He knew very well that it had become something of an obsession, this celebration. Hamish harped on the date, as did the newspapers, giving him no peace.
For weeks he’d watched the preparation of the temporary structure that London was building to honor the nation’s casualties of war. In fact, seeing every stage had been unavoidable as he came and went at the Yard. The permanent memorial would not be completed until the next year, but much had been made of the eventual design and placement.
A Cenotaph: a monument to the dead buried elsewhere…

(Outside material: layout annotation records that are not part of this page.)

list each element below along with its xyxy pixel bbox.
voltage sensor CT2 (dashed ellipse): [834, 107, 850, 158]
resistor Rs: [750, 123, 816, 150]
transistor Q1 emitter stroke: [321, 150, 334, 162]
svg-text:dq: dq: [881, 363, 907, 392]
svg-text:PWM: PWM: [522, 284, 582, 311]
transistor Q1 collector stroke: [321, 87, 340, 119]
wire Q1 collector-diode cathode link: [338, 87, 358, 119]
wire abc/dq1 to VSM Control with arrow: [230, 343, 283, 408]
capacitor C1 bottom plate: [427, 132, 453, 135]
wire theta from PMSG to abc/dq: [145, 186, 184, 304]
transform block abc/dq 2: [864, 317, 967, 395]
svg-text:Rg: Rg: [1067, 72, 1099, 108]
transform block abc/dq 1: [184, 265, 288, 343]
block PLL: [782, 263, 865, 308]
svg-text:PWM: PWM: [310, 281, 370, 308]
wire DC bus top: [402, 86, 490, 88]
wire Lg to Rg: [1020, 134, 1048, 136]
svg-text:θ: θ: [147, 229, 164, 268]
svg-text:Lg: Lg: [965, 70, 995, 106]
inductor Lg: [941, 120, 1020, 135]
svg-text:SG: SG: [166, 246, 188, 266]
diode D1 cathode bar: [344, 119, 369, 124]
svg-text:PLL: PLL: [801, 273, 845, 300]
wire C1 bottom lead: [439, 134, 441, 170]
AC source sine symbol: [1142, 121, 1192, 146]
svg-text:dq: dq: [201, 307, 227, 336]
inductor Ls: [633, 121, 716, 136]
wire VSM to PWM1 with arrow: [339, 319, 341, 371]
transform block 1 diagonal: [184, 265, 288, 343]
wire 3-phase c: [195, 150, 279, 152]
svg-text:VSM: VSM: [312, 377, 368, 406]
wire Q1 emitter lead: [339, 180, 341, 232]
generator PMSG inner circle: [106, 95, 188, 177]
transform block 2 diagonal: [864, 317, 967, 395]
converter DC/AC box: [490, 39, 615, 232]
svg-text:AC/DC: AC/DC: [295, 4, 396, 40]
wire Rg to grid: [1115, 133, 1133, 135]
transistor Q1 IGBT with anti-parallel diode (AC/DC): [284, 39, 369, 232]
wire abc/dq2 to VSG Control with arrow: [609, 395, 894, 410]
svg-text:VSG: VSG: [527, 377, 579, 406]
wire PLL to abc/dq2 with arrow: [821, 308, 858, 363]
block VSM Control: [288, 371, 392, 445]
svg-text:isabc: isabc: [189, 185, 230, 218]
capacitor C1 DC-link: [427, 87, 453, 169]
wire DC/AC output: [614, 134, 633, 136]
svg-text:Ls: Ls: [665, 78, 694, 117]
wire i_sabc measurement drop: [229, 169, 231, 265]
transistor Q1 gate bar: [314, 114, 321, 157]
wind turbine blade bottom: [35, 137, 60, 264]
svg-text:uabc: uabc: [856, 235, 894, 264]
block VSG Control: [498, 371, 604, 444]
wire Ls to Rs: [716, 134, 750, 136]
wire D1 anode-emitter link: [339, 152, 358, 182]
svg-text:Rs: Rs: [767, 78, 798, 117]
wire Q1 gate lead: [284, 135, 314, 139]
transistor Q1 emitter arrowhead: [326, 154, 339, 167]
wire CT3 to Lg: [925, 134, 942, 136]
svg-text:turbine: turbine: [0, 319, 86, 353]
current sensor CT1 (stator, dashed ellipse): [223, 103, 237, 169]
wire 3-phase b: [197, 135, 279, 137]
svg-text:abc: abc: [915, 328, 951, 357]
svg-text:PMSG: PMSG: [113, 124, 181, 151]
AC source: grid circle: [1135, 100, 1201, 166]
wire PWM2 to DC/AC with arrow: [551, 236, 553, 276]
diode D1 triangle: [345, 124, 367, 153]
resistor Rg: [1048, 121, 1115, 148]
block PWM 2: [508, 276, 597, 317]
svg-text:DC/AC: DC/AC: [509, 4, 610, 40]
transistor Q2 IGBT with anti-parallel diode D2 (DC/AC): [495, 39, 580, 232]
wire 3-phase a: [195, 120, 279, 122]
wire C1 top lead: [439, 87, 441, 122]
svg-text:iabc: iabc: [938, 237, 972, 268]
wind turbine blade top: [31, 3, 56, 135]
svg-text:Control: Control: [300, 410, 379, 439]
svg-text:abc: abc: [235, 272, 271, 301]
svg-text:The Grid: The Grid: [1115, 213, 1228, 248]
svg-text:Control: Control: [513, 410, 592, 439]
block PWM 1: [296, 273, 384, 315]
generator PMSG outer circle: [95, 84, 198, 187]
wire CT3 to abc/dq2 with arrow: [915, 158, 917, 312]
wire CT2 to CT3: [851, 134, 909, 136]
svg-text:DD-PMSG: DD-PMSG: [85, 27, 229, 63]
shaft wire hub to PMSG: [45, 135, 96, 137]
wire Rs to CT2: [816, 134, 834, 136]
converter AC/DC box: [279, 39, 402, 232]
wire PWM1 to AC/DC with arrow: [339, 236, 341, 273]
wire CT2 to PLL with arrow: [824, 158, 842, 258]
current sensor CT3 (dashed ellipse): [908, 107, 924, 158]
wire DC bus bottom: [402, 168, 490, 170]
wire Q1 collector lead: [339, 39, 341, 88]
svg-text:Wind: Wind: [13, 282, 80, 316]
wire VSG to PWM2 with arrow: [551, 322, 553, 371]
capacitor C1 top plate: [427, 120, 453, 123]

And so many, so very many of them were: a sea of white crosses in foreign ground, some with names, some with no more than the bleak word Unknown. But he had known them; he and officers like him had sent them out to die, young and inexperienced and eager, dead before he could recall their names or remember their faces… Dead before he’d had the chance to turn them into real soldiers, with some small hope of survival. Dead and on his conscience, like weighted stones. And no time to mourn Nor did he need a Cenotaph standing close by Whitehall and Downing Street as a focus for his grief and loss. He-like countless others-carried them with him every day. The men he had served with, shared hardship and fear with, bled and suffered with, were as sharp in his memory and his nightmares as they had been before they died. As was the recurring voice that lived in his mind. A reminder in every waking moment of the Scots he’d led and the one Scot he’d been forced to execute during the horrendous bloodbath that had been the Battle of the Somme.